In exchanges, making agreements and checking if those agreements are met is essential. Schema’s wouldn’t always catch the third kind of errors either, but they provide a way to avoid the misinterpretations. The schema is the common agreement – unless one prefers to fall back to prose – and once we have it, not using it for validation seems pointless. Mark Baker makes some good points on over-restrictive validation rules, but throws out the baby with the bathwater.

5 Replies to “Validation Considered Essential”

  1. Thanks for the response. To address each of your 3 examples …

    Unworkable – you need a data model to address that problem, not a schema. While a schema can help in specifying one, it is neither necessary nor sufficient.

    Undesirable – I don’t understand. Why is it undesirable to have you software do a case-insensitive check? I hope you’re doing this anyway, even if you’re also using a schema, because software should generally validate inputs (hence my point about encapsulation).

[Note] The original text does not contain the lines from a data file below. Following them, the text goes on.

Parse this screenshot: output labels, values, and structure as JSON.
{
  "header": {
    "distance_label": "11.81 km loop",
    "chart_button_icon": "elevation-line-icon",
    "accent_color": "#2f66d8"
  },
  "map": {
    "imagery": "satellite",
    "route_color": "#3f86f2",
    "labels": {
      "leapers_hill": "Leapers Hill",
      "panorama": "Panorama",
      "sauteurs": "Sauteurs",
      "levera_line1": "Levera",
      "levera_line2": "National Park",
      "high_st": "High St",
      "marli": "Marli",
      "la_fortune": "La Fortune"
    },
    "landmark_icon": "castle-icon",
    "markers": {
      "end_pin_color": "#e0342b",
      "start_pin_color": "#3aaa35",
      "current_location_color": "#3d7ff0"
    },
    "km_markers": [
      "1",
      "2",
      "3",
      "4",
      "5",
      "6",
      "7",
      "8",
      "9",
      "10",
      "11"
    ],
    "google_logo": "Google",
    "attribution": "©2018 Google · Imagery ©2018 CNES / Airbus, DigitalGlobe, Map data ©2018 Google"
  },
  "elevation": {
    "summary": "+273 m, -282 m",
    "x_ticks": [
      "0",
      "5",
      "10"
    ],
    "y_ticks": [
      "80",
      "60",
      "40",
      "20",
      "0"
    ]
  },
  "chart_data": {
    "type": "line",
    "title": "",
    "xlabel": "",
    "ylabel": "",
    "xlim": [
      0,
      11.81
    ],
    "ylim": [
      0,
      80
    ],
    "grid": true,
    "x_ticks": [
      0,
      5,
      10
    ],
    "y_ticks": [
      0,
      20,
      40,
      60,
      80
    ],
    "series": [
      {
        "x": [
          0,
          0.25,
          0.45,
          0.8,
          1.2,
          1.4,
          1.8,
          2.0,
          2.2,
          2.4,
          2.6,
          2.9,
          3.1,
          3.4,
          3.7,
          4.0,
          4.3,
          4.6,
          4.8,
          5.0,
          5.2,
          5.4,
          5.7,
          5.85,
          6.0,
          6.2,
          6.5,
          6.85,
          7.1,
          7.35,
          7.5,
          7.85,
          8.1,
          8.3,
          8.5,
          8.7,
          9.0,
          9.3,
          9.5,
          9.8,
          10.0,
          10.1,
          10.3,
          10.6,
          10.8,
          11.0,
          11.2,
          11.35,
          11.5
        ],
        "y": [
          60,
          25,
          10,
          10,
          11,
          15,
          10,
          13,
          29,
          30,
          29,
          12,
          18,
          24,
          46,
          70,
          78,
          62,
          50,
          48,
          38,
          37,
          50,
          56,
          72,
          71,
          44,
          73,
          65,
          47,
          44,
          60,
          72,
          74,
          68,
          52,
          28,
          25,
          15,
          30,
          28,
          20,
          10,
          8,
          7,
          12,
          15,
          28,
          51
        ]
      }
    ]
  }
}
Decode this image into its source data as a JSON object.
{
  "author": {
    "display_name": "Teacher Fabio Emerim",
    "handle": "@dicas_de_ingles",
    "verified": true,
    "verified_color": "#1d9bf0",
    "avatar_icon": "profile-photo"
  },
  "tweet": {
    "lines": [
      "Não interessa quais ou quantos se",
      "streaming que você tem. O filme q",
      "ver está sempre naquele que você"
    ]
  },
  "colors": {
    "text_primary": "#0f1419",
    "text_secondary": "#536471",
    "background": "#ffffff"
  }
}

    Impossible – I agree that explicit data typing is often a good idea in examples like that, but again, a schema is neither necessary nor sufficient to do that. e.g. rdf:datatype.

  2. Actually I’m quite sympathetic to the idea of using some other form of datatyping for exchanges. I once got terribly fed up with handcrafting schema’s for data which – usually – come from a relational db and end up in one. So I got the idea it should be possible to define any rdb-to-rdb exchange with SQL DDL (CREATE TABLE etc.) and a solid set of deserialization rules from XML into relational tables. Parties then simply exchange the DDL, create the exchange db and send XML. Further processing into the target db can be done with the favorite local tools. Basically this is delegating the datatyping to SQL DDL. The project got stuck in the details, which can be muddy, but maybe I’ll work out the details sometime and see if I can get it published.

    But now there is no very commonly accepted way to specify datamodels and -types for XML other than schema’s.

  3. You can even use a schema initially if you want, if that is really your lingua franca, but your real problem is getting the other party to *tell you* what the format is! This problem you are describing has nothing to with validation vs no validation.

  4. Ben: “your real problem is getting the other party to *tell you* what the format is”

    This was my day job for years (sometimes still is), and yes, that can be a huge problem.

    However, I described a situation where *I* have to tell the other party what data is allowed in, and then to validate or not to validate is a choice for me – validate, I’d say.

  5. My point is that the title “Validation Considered Essential” does not seem to relate to what you ended up writing about. Using XML validation is your choice, but that seems to be beside the point.

    And what about this story involves you telling them what data is allowed in? It seems like you are entering data on their site to get sample data sets to practice processing. It certainly doesn’t sound like you are handing them a schema that they have to conform to, on the contrary, you are being subjected to whatever format they produce.

    I took your message to be that if they had given you an XSD your life would have been easier. I can agree with that and I would say use it as a guide to implementing your processing, but don’t actually validate their documents against it, that would have no purpose. If the XSD gets out of sync with theirs it can serve as an early warning system, but you will still have to simply disable the validation and make do with what they are giving you.